I saw again that gleam, as if of a captive star, that shone steadily at us from the moon’s extreme easterly limb. My first speculation had been that I was seeing the reflection of the sun from some lunar lake, but the glare was so steady that eventually I decided that it must be purposeful. I imagined a mirror — an artificial construct — perhaps fixed to some lunar mountain-top, and designed so that its reflection always falls on the earth. As to the purpose of such a device, I speculated that it might date from a time when the degradation of atmospheric conditions, here on the Mother Planet, had not yet become so bad as to drive men off the earth, but, perhaps, were so severe that they had caused the collapse of whatever culture had survived.

I imagined moon-men: Selenites, as we might call them, themselves descended from Humanity. The Selenites must have watched the lethal progress of the great fires which broke across the crust of the oxygen-choked earth. The Selenites had known that men still lived on the earth — but they were men fallen from civilization, men living as savages, even as animals once more, sliding back into some pre-rational state. Perhaps the collapse of the earth impacted them too — for it may be that Selenite society could not survive without provision from Mother Earth.

The Selenites could grieve for their cousins on the Mother World, but could not reach them… and so they attempted to signal. They built their immense mirror — it must have been half a mile across, or more, to be visible across inter-planetary distances.

The Selenites may even have had some more ambitious aim in mind than simple inspiration from the sky. For example, they may have sent — by making the mirror flicker, using some equivalent of Morse — instructions on crop-rearing, or engineering — the lost secrets of the steam engine, perhaps — something, at any rate, rather more useful than mere good-luck messages.

But in the end it was to no avail. In the end, the fist of Glaciation closed about the land. And the great lunar mirror was abandoned, as men disappeared from the earth.

Such, at any rate, was my speculation, as I stood gazing through the windows of my tower; I have no means of knowing if I was right — for Nebogipfel was unable to read this new History of Humanity in such detail — but in any event the gleam of that isolated mirror on the moon became, for me, a most eloquent symbol of the collapse of Humanity.

The most striking feature of our night sky was not the moon, however, nor even that absence of stars: it was the great, weblike disc, a dozen times Luna’s width, that I had noticed on our first arrival. This structure was extraordinarily complex and alive with motion.
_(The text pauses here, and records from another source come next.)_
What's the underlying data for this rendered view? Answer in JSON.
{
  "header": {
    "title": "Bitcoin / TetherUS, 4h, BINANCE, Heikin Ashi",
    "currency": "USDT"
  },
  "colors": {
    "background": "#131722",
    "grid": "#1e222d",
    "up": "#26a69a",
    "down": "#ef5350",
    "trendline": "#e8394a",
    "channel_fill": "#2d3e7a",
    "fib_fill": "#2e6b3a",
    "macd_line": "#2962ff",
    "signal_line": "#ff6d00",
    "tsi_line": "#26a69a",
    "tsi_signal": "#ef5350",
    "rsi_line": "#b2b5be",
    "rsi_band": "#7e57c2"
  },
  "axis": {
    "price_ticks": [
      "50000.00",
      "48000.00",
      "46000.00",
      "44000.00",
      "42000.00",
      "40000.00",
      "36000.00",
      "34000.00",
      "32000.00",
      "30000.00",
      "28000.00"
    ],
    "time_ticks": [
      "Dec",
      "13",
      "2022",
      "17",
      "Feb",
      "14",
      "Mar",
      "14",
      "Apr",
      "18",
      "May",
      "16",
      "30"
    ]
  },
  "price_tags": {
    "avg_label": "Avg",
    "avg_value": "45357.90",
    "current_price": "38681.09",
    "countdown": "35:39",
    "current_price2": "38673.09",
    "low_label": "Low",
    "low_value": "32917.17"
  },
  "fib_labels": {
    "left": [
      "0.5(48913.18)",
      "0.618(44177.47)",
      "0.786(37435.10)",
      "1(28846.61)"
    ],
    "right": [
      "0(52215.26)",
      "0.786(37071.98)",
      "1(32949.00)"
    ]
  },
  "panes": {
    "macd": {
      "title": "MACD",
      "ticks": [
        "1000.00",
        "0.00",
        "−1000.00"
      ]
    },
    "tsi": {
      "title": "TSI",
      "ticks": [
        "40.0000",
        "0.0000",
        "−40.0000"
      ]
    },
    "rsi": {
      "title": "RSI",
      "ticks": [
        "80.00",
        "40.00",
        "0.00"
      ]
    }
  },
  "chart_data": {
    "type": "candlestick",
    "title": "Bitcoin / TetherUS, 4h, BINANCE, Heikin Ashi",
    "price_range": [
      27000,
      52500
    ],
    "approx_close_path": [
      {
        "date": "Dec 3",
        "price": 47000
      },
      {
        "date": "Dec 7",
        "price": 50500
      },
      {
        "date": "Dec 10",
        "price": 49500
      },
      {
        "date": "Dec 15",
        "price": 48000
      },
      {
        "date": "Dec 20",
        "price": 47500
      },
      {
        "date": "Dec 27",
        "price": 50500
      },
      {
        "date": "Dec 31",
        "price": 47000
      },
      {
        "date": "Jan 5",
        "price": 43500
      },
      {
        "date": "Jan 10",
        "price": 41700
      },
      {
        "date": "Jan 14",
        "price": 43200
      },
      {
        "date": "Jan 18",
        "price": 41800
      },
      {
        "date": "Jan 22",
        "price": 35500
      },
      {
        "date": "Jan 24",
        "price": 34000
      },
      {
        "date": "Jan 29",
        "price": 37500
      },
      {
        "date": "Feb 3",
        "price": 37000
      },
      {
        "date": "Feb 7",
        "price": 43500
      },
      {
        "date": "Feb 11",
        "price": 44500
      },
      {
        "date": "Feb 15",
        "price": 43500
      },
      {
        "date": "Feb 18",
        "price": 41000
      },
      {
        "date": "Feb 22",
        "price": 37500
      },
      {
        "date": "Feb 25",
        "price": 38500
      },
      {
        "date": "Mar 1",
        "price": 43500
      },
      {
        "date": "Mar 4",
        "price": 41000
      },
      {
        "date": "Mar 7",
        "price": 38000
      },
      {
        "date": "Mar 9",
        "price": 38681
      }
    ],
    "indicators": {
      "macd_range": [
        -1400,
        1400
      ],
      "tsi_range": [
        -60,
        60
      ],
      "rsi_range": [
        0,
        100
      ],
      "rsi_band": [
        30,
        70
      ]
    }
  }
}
Think of a spider-web, perhaps lit from behind, with drops of dew glistening and rolling over its surface; now envisage a hundred tiny spiders crawling over that surface, their motion slow but quite visible, evidently working to strengthen and extend the structure — and then cast your vision across many miles of inter-planetary space! — and you will have something of what I saw.

I made out the web-disc most clearly in the early hours of the morning — perhaps around three o’clock — and at such times I was able to make out ghostly threads of light — tenuous and thin — which reached up, from the far side of the earth, and out through the atmosphere towards the disc.

I discussed these features with Nebogipfel. “It’s quite extraordinary… it’s as if those beams make up a kind of rigging of light, which attach the disc to the earth; so that the whole affair is like a sail, towing the earth through space on some spectral wind!”

“Your language is picturesque,” he said, “but it captures something of the flavor of that enterprise.”

“What do you mean?”

“That it is a sail,” he said. “But it is not towing the earth: rather, the earth is providing a base for the wind which drives the sail.”

Nebogipfel described this new type of space yacht. It would be constructed in space, he said, for it would be much too fragile to haul upwards from the earth. Its sail consisted, essentially, of a mirror; and the ’wind’ which filled the sail was light: for particles of light falling on a mirrored surface deliver a pushing force, just as do the molecules of air which make up a breeze.